Mel Stride MP urges chancellor to slash taxes to ease cost of living crisis
The chairman of an influential group of MPs that scrutinises the spending plans of the government has told Tory chancellor Rishi Sunak to slash taxes to ease the cost of living crisis looming over Brits.
Speaking to the PA news agency, Conservative MP Mel Stride, who chairs the Treasury Committee, called on the chancellor to cut taxes to protect households’ budgets amid near-decade high inflation.
“If we can get on top of inflation and get the economy growing, we’d do a great deal to improve the spending power of households,” he said.
Inflation scaled to its highest level since December 2011, rising to 4.2 per cent in October, up from 3.1 per cent in September, according to the Office for National Statistics.
Despite price rises already tearing through the UK economy, experts expect inflation to grow even more. The Bank of England forecasts inflation will hit five per cent next spring.
Research by Citizens Advice found over three million households in the UK are facing a financial crisis this winter, driven by soaring energy bills and higher food costs, highlighting that the cost of living crunch is already hitting Brits.
Inflation erodes households’ living standards if wages do not keep pace with it.

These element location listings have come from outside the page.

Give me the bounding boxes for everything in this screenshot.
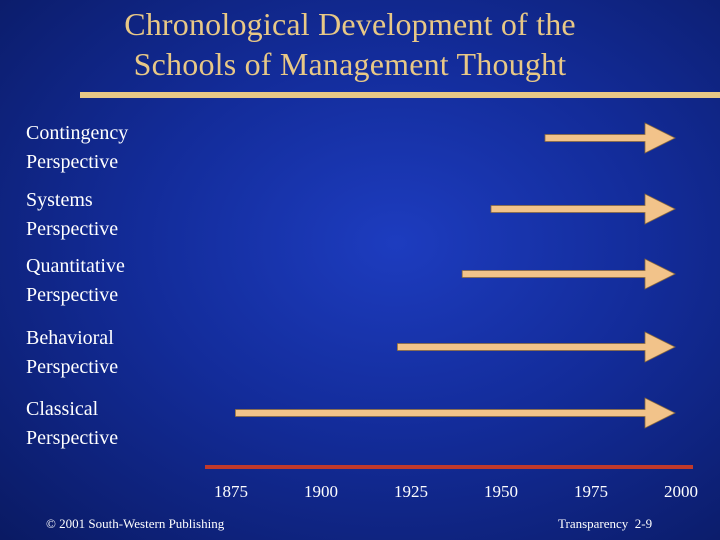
label-systems-line1: Systems (26, 189, 93, 211)
title-underline (80, 92, 720, 98)
label-classical: Classical Perspective (26, 395, 118, 453)
arrow-quantitative (461, 258, 676, 290)
label-systems: Systems Perspective (26, 186, 118, 244)
slide-title-line1: Chronological Development of the (124, 6, 576, 42)
label-behavioral: Behavioral Perspective (26, 324, 118, 382)
label-behavioral-line1: Behavioral (26, 327, 114, 349)
arrow-systems (490, 193, 676, 225)
label-quantitative: Quantitative Perspective (26, 252, 125, 310)
label-behavioral-line2: Perspective (26, 356, 119, 378)
tick-label-1925: 1925 (394, 482, 428, 501)
label-contingency: Contingency Perspective (26, 119, 128, 177)
slide-title: Chronological Development of the Schools… (0, 4, 700, 84)
label-classical-line2: Perspective (26, 427, 119, 449)
transparency-number: Transparency 2-9 (558, 516, 653, 531)
label-systems-line2: Perspective (26, 218, 119, 240)
tick-label-1975: 1975 (574, 482, 608, 501)
tick-label-1900: 1900 (304, 482, 338, 501)
tick-label-2000: 2000 (664, 482, 698, 501)
label-classical-line1: Classical (26, 398, 99, 420)
label-quantitative-line1: Quantitative (26, 255, 125, 277)
label-quantitative-line2: Perspective (26, 284, 119, 306)
tick-label-1950: 1950 (484, 482, 518, 501)
slide-title-line2: Schools of Management Thought (133, 46, 567, 82)
label-contingency-line2: Perspective (26, 151, 119, 173)
arrow-behavioral (396, 331, 676, 363)
arrow-classical (234, 397, 676, 429)
label-contingency-line1: Contingency (26, 122, 129, 144)
tick-label-1875: 1875 (214, 482, 248, 501)
copyright-notice: © 2001 South-Western Publishing (46, 516, 225, 531)
arrow-contingency (544, 122, 676, 154)
timeline-axis (205, 465, 693, 469)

Stride urged the government to “tame inflation and try and get taxes down so people are keeping more of their money and are going out spending and businesses investing.”
A ramping up in government spending announced at the budget last month is set to push the tax burden to its highest level since the 1950s.
Sunak has committed to slashing taxes in coming years.
But, Stride is sceptical the chancellor will have enough fiscal wriggle room to do so due to a combination of higher interest rates and rising debt servicing costs triggered by an upsurge in RPI inflation eating into his warchest.